Haren: A Framework for Ad-Hoc Thread Scheduling Policies for Data Streaming Applications
Paper in proceedings, 2019
In modern Stream Processing Engines (SPEs), numerous diverse applications, which can differ in aspects such as cost, criticality or latency sensitivity, can co-exist in the same computing node. When these differences need to be considered to control the performance of each application, custom scheduling of operators to threads is of key importance (e.g., when a smart vehicle needs to ensure that safety-critical applications always have access to computational power, while other applications are given lower, variable priorities).

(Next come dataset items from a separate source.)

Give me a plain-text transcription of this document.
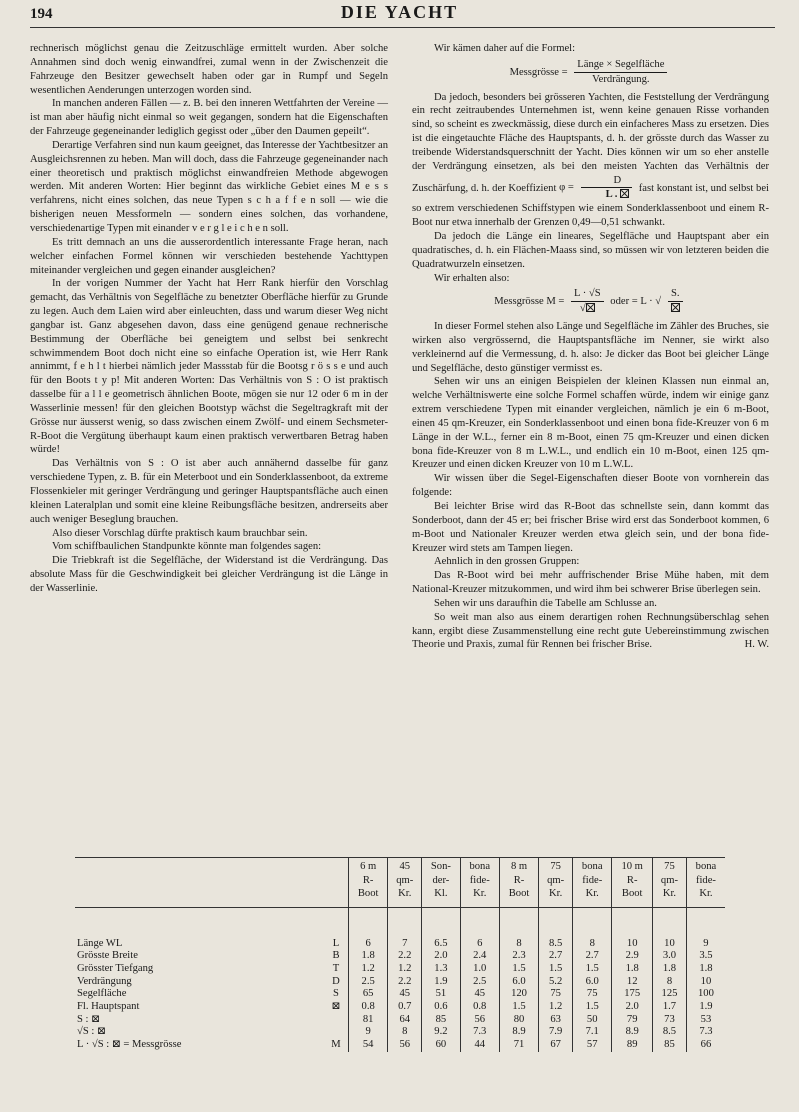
194	DIE YACHT

rechnerisch möglichst genau die Zeitzuschläge ermittelt wurden. Aber solche Annahmen sind doch wenig einwandfrei, zumal wenn in der Zwischenzeit die Fahrzeuge den Besitzer gewechselt haben oder gar in Rumpf und Segeln wesentlichen Aenderungen unterzogen worden sind.

In manchen anderen Fällen — z. B. bei den inneren Wettfahrten der Vereine — ist man aber häufig nicht einmal so weit gegangen, sondern hat die Eigenschaften der Fahrzeuge gegeneinander lediglich gegisst oder „über den Daumen gepeilt“.

Derartige Verfahren sind nun kaum geeignet, das Interesse der Yachtbesitzer an Ausgleichsrennen zu heben. Man will doch, dass die Fahrzeuge gegeneinander nach einer theoretisch und praktisch möglichst einwandfreien Methode abgewogen werden. Mit anderen Worten: Hier beginnt das wirkliche Gebiet eines M e s s verfahrens, nicht eines solchen, das neue Typen s c h a f f e n soll — wie die bisherigen neuen Messformeln — sondern eines solchen, das vorhandene, verschiedenartige Typen mit einander v e r g l e i c h e n soll.

Es tritt demnach an uns die ausserordentlich interessante Frage heran, nach welcher einfachen Formel können wir verschieden bestehende Yachttypen miteinander vergleichen und gegen einander ausgleichen?

In der vorigen Nummer der Yacht hat Herr Rank hierfür den Vorschlag gemacht, das Verhältnis von Segelfläche zu benetzter Oberfläche hierfür zu Grunde zu legen. Auch dem Laien wird aber einleuchten, dass und warum dieser Weg nicht gangbar ist. Ganz abgesehen davon, dass eine genügend genaue rechnerische Bestimmung der Oberfläche bei geneigtem und selbst bei senkrecht schwimmendem Boot doch nicht eine so einfache Operation ist, wie Herr Rank annimmt, f e h l t hierbei nämlich jeder Massstab für die Bootsg r ö s s e und auch für den Boots t y p! Mit anderen Worten: Das Verhältnis von S : O ist praktisch dasselbe für a l l e geometrisch ähnlichen Boote, mögen sie nur 12 oder 6 m in der Wasserlinie messen! für den gleichen Bootstyp wächst die Segeltragkraft mit der Grösse nur äusserst wenig, so dass zwischen einem Zwölf- und einem Sechsmeter-R-Boot die Vergütung überhaupt kaum einen praktisch verwertbaren Betrag haben würde!

Das Verhältnis von S : O ist aber auch annähernd dasselbe für ganz verschiedene Typen, z. B. für ein Meterboot und ein Sonderklassenboot, da extreme Flossenkieler mit geringer Verdrängung und geringer Hauptspantsfläche auch einen kleinen Lateralplan und somit eine kleine Reibungsfläche besitzen, andrerseits aber auch weniger Beseglung brauchen.

Also dieser Vorschlag dürfte praktisch kaum brauchbar sein.

Vom schiffbaulichen Standpunkte könnte man folgendes sagen:

Die Triebkraft ist die Segelfläche, der Widerstand ist die Verdrängung. Das absolute Mass für die Geschwindigkeit bei gleicher Verdrängung ist die Länge in der Wasserlinie.

Wir kämen daher auf die Formel:

Messgrösse = $\frac{\text{Länge × Segelfläche}}{\text{Verdrängung.}}$

Da jedoch, besonders bei grösseren Yachten, die Feststellung der Verdrängung ein recht zeitraubendes Unternehmen ist, wenn keine genauen Risse vorhanden sind, so scheint es zweckmässig, diese durch ein einfacheres Mass zu ersetzen. Dies ist die eingetauchte Fläche des Hauptspants, d. h. der grösste durch das Wasser zu treibende Widerstandsquerschnitt der Yacht. Dies können wir um so eher anstelle der Verdrängung einsetzen, als bei den meisten Yachten das Verhältnis der Zuschärfung, d. h. der Koeffizient $\varphi = \frac{D}{L .}$ fast konstant ist, und selbst bei so extrem verschiedenen Schiffstypen wie einem Sonderklassenboot und einem R-Boot nur etwa innerhalb der Grenzen 0,49—0,51 schwankt.

Da jedoch die Länge ein lineares, Segelfläche und Hauptspant aber ein quadratisches, d. h. ein Flächen-Maass sind, so müssen wir von letzteren beiden die Quadratwurzeln einsetzen.

Wir erhalten also:

Messgrösse $M = \frac{L \cdot √S}{√}$ oder = L · √
S.

In dieser Formel stehen also Länge und Segelfläche im Zähler des Bruches, sie wirken also vergrössernd, die Hauptspantsfläche im Nenner, sie wirkt also verkleinernd auf die Vermessung, d. h. also: Je dicker das Boot bei gleicher Länge und Segelfläche, desto günstiger vermisst es.

Sehen wir uns an einigen Beispielen der kleinen Klassen nun einmal an, welche Verhältniswerte eine solche Formel schaffen würde, indem wir einige ganz extrem verschiedene Typen mit einander vergleichen, nämlich je ein 6 m-Boot, einen 45 qm-Kreuzer, ein Sonderklassenboot und einen bona fide-Kreuzer von 6 m Länge in der W.L., ferner ein 8 m-Boot, einen 75 qm-Kreuzer und einen dicken bona fide-Kreuzer von 8 m L.W.L., und endlich ein 10 m-Boot, einen 125 qm-Kreuzer und einen dicken Kreuzer von 10 m L.W.L.

Wir wissen über die Segel-Eigenschaften dieser Boote von vornherein das folgende:

Bei leichter Brise wird das R-Boot das schnellste sein, dann kommt das Sonderboot, dann der 45 er; bei frischer Brise wird erst das Sonderboot kommen, 6 m-Boot und Nationaler Kreuzer werden etwa gleich sein, und der bona fide-Kreuzer wird stets am Tampen liegen.

Aehnlich in den grossen Gruppen:

Das R-Boot wird bei mehr auffrischender Brise Mühe haben, mit dem National-Kreuzer mitzukommen, und wird ihm bei schwerer Brise überlegen sein.

Sehen wir uns daraufhin die Tabelle am Schlusse an.

So weit man also aus einem derartigen rohen Rechnungsüberschlag sehen kann, ergibt diese Zusammenstellung eine recht gute Uebereinstimmung zwischen Theorie und Praxis, zumal für Rennen bei frischer Brise.	H. W.

		6 m
R-
Boot	45
qm-
Kr.	Son-
der-
Kl.	bona
fide-
Kr.	8 m
R-
Boot	75
qm-
Kr.	bona
fide-
Kr.	10 m
R-
Boot	75
qm-
Kr.	bona
fide-
Kr.

Länge WL	L	6	7	6.5	6	8	8.5	8	10	10	9
Grösste Breite	B	1.8	2.2	2.0	2.4	2.3	2.7	2.7	2.9	3.0	3.5
Grösster Tiefgang	T	1.2	1.2	1.3	1.0	1.5	1.5	1.5	1.8	1.8	1.8
Verdrängung	D	2.5	2.2	1.9	2.5	6.0	5.2	6.0	12	8	10
Segelfläche	S	65	45	51	45	120	75	75	175	125	100
Fl. Hauptspant	⊠	0.8	0.7	0.6	0.8	1.5	1.2	1.5	2.0	1.7	1.9
S : ⊠		81	64	85	56	80	63	50	79	73	53
√S : ⊠		9	8	9.2	7.3	8.9	7.9	7.1	8.9	8.5	7.3
L · √S : ⊠ = Messgrösse	M	54	56	60	44	71	67	57	89	85	66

Many solutions have been proposed regarding schedulers that allocate threads to operators to optimize specific metrics (e.g., latency) but there is still lack of a tool that allows arbitrarily complex scheduling strategies to be seamlessly plugged on top of an SPE. We propose Haren to fill this gap. More specifically, we (1) formalize the thread scheduling problem in stream processing in a general way, allowing to define ad-hoc scheduling policies, (2) identify the bottlenecks and the opportunities of scheduling in stream processing, (3) distill a compact interface to connect Haren with SPEs, enabling rapid testing of various scheduling policies, (4) illustrate the usability of the framework by integrating it into an actual SPE and (5) provide a thorough evaluation. As we show, Haren makes it is possible to adapt the use of computational resources over time to meet the goals of a variety of scheduling policies.